No Congratulations Necessary.

In the wake of yesterday’s big announcement, I received a tremendous amount of support from the family and friends of my social network.  It was a joyful experience and filled my heart more than I could possibly express in words.  But it also, entirely inadvertently, opened a wound that has been scarred over my heart for as long as I can remember.  I call it the “Ley Line of Social Conformity.”  Let me explain, and then let me implore.

As a human who has been fat since the age of three, it has been my life experience that the majority of people disapprove of my obesity. – often publicly, openly, and hurtfully – even if it’s unintentional.  My first recollection of being publicly treated as the “Other” was at a grocery store with my mother.  Another shopper was very concerned about the fact that my mother had me with her at Roses around lunch time on a school day and questioned her about it.  To be fair, I was tall, I was chubby, and spoke in full sentences like a much older child.  My mother explained I wasn’t old enough for school yet.  The lady was clearly surprised.  “Oh,” she said.  “She must be a very good eater.”  

Not… “Oh!  Such a large vocabulary for her age!
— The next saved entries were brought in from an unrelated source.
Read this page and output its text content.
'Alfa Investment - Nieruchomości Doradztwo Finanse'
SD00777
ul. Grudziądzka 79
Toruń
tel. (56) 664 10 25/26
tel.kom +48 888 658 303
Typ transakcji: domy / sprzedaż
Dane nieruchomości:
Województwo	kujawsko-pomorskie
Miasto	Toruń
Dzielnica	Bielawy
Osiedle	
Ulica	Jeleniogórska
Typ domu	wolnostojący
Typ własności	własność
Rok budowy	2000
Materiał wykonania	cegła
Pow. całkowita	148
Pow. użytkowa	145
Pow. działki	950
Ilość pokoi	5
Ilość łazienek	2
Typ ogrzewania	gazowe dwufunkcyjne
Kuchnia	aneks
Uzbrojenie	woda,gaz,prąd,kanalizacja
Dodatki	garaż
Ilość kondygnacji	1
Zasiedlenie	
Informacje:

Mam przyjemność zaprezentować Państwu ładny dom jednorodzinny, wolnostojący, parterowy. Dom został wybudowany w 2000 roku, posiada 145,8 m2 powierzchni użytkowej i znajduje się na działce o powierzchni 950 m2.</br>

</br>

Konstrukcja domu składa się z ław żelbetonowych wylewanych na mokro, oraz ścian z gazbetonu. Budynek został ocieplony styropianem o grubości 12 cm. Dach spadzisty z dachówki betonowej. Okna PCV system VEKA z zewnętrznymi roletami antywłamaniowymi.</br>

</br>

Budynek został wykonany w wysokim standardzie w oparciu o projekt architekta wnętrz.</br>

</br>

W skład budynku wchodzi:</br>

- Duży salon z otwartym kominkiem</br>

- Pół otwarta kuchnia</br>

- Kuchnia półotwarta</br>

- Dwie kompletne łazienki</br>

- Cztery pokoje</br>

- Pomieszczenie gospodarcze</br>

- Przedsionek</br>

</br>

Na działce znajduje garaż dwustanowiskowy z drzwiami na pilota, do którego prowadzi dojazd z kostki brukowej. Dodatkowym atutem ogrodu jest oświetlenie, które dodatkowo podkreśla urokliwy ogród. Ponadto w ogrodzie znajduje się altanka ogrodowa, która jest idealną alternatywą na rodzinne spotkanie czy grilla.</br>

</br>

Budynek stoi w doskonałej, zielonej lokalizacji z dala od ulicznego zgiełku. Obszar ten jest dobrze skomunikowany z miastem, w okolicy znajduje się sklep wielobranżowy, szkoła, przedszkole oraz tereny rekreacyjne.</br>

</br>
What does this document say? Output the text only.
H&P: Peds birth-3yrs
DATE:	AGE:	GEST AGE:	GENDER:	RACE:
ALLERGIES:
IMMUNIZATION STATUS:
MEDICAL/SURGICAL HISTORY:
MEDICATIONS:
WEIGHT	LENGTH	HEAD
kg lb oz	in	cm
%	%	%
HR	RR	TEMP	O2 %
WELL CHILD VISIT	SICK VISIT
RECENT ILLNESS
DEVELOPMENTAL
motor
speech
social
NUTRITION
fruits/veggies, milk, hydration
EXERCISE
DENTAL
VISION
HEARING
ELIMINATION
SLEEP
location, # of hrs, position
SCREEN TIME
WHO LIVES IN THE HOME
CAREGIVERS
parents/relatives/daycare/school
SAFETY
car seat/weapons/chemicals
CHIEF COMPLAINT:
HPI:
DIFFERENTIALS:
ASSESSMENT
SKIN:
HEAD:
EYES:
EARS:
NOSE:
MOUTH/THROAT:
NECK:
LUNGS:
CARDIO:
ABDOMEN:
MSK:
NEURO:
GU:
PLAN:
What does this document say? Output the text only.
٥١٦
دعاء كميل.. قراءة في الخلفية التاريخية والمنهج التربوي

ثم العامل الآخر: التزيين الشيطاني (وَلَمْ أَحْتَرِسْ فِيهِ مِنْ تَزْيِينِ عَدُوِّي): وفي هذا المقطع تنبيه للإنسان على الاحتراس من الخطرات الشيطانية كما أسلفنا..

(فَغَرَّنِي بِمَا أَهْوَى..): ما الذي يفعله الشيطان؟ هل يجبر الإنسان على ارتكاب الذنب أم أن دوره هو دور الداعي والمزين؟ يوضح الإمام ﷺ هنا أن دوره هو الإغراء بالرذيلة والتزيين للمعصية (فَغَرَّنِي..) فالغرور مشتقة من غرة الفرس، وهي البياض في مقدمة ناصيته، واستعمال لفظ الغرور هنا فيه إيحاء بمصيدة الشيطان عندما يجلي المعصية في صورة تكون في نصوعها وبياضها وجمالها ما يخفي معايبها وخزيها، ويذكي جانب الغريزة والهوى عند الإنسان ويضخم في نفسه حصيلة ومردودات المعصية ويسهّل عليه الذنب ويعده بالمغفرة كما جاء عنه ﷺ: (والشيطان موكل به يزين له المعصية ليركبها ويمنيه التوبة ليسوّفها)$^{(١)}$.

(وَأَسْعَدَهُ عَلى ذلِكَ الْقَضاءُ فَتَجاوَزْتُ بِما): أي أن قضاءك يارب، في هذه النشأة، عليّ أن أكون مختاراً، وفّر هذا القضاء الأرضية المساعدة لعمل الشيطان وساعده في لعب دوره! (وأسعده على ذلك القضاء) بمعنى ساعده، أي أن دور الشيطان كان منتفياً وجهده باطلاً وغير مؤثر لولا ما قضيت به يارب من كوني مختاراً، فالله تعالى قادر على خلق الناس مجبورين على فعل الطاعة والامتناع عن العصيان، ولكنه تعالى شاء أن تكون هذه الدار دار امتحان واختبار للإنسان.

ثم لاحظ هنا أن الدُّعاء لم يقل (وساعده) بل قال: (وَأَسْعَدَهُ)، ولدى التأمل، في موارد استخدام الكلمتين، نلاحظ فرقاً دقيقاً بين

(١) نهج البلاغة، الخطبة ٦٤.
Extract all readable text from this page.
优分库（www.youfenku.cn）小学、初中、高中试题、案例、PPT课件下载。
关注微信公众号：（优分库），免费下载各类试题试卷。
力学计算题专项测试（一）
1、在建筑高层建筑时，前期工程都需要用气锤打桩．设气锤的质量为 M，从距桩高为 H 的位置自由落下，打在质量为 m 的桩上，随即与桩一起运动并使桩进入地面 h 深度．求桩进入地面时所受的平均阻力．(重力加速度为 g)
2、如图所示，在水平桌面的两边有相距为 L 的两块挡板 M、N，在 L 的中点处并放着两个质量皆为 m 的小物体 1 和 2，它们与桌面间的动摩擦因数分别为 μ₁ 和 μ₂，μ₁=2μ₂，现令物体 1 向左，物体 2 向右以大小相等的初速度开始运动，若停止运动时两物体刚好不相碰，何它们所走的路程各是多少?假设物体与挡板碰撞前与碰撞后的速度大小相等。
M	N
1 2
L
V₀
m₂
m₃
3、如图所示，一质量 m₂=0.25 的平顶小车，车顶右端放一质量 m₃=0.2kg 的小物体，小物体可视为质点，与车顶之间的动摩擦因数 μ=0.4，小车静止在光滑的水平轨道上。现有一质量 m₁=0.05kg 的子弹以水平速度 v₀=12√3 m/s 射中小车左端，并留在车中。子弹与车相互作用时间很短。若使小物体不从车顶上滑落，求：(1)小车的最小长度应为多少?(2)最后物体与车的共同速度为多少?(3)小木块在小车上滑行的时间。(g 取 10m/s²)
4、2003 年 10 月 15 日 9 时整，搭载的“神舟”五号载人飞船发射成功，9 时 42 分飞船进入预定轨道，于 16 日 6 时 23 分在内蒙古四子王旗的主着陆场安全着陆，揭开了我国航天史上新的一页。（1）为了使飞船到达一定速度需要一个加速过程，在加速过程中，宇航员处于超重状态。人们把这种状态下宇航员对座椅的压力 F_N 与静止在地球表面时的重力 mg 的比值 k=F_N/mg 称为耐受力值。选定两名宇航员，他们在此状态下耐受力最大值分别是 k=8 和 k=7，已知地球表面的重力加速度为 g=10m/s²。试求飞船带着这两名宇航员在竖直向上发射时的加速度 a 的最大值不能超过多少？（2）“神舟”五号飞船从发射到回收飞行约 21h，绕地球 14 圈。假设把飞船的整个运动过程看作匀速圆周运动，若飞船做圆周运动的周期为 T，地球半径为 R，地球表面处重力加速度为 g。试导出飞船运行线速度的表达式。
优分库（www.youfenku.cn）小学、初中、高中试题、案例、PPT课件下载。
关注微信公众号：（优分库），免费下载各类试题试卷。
You must work with her”  Or “She’s so intelligent and well-spoken for a kid not yet in school.”  No.  It would be the first slice into the tender meat of my sensitive little heart and set a pattern that has continued for 38 years.  It etched the first trace of the ley line.  The lie my brain tells me that states, unequivocally, I must be thin, or I am not worthy of society’s approval.  And every time someone around me buys into the well-worn theme that fat equals any of the following:  stupid, lazy, dirty, ugly, unhealthy, gross, unworthy, undatable, valueless, or less-than, the scab is torn off and another line is carved deeper into the groove.  

Now, what does this mean, precisely, for you – my family, my friends?  It means I need you to understand that who I am now, what I look like – right now – at the fattest I’ve ever been – is absolutely okay.  And that if I made the decision NOT to have surgery and spend the rest of my life in this way, that would be fine and acceptable, too.  Don’t congratulate me on making the decision to lose weight.  Because being fat is not a crime.  If you going to congratulate me, do it like most of you did – for making the decision to be happy/understand what’s right for me/to know my own worth. 

When people congratulate others on weight loss, for a fat person, it’s often a Bon-Jovi level shot through the heart.  The society-to-fat translation is:  “Way to go, former porker, you’re not disgusting anymore!”  Do you think I’m any of those things I mentioned in the paragraph above?  No.  You don’t.  (And if you do, this blog is REALLY gonna get your grits.  lol)  But ask yourself this question and answer genuinely – How many times have you used that language about yourself, or thought it about a stranger?  It’s OKAY if you have.  I have, too.  But you know what?  I know better now.  Those stereotypes, those tropes – they’re lies.  

Health doesn’t look the same on everyone and anyone who tells you it does would like to speak with you about your car’s extended warranty.  Humans love nothing better than defining what is ideal and what is deplorable.  It’s programmed into our DNA.  We live by standards and measures.  But it is our job as thinking animals to challenge our instincts and further the progress of civilization.  It is acceptable and worthy to be a person of color, when once there was a lie that it wasn’t.  It is acceptable and worthy to be a person who loves someone of the same gender, when once there was a lie that it was deviant.  It acceptable and truthful to believe gender is a construct and is fluid, when still, people wield their bibles and quote fiction because of ignorance.   Yet somehow, we haven’t quite gotten to the point where we understand it’s okay to be exactly the way we’re made. It’s the truth though.  I am perfectly made just as I am.  So are you.  Read that again.  

The hardest lesson I’ve had to learn thus far is I am perfectly worthy of love and acceptance precisely as I am.  I have to remind myself of this fact daily.  It has become a mantra.  A prayer.  A balm to the Ley Line of Conformity.” 

Please don’t congratulate me for my weight loss journey.  You’re better than that.  Congratulate me for finding joy.  We all deserve it.